A few years ago, we wondered how we were going to send the massive amount of data from remote sensors to the data center or the cloud. Pushing all of the data onto the public networks would break the piggy bank. The most common answer was not to send it all. "Just send abnormal readings with a time stamp." (Remember Y2K?) Suppose other sensors were reporting abnormal readings when the other one wasn't. We would miss that, and it is probably meaningful. In other words, the capture of data is already changing. Of course, a better answer did come along, to build smarter sensors that can do some of their processing, but that's the same problem all over again. The locally processed data isn't raw anymore.
So it boils down to what we call the provenance of data that begins with what we identify as the source, though it rarely is. What if we could dispatch robots to investigate the logic of programs that create and store the data the first time, a sort of technical introspection? About fifteen years ago, Tom Hite co-founded Metallect, now of VMWare, and patented a system to do just that.

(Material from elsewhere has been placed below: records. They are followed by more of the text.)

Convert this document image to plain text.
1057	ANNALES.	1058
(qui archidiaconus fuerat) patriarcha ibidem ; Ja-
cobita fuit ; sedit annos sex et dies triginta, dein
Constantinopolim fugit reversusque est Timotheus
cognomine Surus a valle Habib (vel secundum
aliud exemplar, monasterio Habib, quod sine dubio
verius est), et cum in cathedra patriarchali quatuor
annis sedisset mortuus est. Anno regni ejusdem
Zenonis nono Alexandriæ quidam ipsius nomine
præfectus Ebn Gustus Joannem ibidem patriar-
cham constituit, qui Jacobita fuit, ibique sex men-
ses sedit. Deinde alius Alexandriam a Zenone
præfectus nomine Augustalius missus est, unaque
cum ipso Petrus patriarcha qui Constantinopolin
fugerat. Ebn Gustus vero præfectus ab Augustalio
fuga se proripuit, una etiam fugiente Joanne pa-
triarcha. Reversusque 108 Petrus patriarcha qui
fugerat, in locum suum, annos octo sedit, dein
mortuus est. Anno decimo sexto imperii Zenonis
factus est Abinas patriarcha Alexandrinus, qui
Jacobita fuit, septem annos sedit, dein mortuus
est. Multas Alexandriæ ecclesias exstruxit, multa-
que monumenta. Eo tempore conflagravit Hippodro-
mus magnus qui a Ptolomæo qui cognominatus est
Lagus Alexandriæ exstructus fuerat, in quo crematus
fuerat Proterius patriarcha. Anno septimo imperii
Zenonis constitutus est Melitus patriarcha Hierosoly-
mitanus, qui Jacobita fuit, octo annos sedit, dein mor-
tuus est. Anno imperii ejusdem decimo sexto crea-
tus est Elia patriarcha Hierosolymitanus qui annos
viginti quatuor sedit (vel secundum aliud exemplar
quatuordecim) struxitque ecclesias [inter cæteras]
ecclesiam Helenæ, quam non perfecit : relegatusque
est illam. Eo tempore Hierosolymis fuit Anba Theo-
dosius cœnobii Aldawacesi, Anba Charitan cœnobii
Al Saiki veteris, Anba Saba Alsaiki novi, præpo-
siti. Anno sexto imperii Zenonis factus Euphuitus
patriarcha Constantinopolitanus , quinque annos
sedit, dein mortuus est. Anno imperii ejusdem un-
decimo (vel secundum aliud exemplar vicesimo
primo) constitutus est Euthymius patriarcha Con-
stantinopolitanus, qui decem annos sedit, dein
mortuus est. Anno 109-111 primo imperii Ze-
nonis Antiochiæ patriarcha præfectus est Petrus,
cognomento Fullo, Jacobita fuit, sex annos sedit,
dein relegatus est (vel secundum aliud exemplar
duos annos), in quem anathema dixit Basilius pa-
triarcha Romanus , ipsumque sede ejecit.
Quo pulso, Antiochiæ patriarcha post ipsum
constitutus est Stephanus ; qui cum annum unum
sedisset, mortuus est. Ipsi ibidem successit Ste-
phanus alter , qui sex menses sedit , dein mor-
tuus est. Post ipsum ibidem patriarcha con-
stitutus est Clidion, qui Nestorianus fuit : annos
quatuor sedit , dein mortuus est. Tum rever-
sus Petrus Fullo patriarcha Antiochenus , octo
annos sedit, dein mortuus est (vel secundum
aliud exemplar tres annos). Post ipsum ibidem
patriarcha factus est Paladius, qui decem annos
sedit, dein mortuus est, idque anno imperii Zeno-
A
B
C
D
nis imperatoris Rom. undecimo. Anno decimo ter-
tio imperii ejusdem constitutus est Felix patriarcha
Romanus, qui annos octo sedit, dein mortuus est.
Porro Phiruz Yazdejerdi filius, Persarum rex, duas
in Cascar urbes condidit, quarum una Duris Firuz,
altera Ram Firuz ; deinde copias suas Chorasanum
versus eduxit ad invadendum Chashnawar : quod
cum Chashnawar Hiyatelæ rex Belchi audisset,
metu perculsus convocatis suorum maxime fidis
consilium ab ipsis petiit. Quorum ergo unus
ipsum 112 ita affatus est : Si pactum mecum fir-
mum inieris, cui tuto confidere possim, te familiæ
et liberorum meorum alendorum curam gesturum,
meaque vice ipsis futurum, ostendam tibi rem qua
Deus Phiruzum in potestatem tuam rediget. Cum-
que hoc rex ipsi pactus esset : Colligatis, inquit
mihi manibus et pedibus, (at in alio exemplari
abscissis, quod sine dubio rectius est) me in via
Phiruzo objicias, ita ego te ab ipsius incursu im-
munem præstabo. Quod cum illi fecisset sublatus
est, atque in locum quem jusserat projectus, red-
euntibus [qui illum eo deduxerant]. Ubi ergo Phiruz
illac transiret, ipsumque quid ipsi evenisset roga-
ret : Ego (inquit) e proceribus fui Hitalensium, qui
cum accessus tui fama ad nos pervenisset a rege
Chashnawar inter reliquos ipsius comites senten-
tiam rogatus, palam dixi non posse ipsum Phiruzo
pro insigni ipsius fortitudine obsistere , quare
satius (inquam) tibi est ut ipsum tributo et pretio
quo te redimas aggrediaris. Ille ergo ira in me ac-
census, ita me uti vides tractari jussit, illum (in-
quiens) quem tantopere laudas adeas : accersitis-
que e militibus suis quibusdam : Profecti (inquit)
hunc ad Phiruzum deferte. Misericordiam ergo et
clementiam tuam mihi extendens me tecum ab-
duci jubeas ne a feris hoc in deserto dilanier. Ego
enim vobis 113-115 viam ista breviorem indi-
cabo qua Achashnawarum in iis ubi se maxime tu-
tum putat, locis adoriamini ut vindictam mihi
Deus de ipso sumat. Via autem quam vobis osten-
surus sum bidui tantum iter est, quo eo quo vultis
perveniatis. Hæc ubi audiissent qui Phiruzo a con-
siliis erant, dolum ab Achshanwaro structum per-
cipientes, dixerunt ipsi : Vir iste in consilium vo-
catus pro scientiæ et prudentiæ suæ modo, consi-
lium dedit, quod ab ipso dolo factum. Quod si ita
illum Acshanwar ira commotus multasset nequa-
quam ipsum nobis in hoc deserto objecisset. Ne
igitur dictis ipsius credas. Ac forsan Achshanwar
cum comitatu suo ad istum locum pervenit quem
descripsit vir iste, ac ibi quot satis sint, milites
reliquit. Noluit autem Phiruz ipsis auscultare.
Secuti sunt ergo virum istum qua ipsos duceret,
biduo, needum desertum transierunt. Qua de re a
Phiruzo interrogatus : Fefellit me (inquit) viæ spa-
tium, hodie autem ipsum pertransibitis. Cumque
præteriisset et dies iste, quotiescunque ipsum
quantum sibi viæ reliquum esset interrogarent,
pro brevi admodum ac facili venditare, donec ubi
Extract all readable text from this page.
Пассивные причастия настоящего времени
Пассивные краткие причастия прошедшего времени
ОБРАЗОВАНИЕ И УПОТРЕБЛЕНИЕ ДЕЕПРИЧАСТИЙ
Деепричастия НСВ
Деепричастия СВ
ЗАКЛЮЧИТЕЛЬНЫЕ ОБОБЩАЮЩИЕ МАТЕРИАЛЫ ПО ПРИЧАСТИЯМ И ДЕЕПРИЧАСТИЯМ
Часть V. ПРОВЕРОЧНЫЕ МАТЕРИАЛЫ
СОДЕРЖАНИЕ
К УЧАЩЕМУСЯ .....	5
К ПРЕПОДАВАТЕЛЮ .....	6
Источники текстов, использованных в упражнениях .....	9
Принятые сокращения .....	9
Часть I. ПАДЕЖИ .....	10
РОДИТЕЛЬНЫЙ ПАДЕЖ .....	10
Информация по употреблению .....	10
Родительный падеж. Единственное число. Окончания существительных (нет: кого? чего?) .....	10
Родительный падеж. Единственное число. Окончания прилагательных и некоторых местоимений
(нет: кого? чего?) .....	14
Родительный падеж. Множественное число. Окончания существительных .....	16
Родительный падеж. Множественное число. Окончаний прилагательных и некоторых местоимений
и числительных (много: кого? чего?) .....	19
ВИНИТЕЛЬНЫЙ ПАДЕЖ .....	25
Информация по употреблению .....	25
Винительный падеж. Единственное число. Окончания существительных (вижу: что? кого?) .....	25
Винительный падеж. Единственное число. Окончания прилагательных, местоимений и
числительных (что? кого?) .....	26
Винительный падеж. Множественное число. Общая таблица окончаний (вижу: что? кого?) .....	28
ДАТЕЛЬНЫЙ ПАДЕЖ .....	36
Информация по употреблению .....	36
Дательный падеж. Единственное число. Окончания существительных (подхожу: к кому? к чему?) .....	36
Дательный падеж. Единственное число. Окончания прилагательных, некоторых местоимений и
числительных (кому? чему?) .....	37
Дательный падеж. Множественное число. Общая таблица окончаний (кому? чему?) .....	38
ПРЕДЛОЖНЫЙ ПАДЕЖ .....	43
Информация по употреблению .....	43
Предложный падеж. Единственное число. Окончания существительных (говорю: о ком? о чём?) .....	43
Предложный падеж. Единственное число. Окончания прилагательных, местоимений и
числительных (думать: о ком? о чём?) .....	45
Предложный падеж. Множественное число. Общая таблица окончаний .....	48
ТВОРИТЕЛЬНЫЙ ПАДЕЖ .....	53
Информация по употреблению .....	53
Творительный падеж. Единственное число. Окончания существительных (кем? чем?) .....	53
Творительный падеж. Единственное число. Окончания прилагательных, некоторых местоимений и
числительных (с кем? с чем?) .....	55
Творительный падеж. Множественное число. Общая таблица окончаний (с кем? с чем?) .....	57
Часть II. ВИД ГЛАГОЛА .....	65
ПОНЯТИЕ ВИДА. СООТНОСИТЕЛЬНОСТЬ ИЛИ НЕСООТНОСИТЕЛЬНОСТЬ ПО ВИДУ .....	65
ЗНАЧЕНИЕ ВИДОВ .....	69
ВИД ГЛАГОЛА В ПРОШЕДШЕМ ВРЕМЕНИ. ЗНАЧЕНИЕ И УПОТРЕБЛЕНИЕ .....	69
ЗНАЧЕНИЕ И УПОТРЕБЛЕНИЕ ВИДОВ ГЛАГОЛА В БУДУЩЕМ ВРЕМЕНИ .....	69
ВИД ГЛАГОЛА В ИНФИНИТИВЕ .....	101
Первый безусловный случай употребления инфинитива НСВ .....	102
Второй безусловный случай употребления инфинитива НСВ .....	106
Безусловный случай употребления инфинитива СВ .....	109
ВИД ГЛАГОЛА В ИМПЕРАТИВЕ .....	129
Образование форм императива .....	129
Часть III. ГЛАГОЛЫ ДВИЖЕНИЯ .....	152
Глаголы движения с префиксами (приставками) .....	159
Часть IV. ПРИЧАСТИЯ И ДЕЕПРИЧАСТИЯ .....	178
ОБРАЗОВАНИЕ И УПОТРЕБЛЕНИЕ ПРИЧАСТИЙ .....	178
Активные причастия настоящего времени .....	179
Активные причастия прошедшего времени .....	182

You need an inventory, not only of the applications themselves, but the semantics of the applications - what they mean, what they do, and how they relate to other resources. A relational schema is a representation of a model; an ontology is a model. A relational schema is passive; it is not capable of analyzing itself. An ontology model is a run time model, as it can introspect itself and produce new information that is not given to it directly.
What if all data collected the first time is tagged by its application or device and carries that tag wherever it goes? And is augmented by each handling or transformation? Forget about rows and columns. That won't work. This may be cumbersome, but not if smart tools are handling it.
Semantic representation differs from descriptions or definitions in that they capture the relationships between things. Using a trivial analogy, consider a set of Tinker Toys® without the connectors. A metadata repository is useful as a reference tool. Still, to determine what resources are dependent on other resources or the context in which they interact, a metadata repository is just a database. The sticks are all there, but the connectors exist only outside the metadata - in the staff's knowledge that constructs queries.
On the other hand, a semantic map is a structure that allows computer programs to reason and draw inferences about things, such as a parts catalog that knows to reject an order without needing a business rule, stored procedure, or application program: the semantic map stores the sticks and the connectors. Also, unlike metadata in a relational database, a semantic map is a run-time system. Because of their graph-based structure, they are dynamic and capable of expanding their knowledge as they work by finding implicit expertise within its structure.
Finding a way to capture the original intent of data and using it will only work with this approach.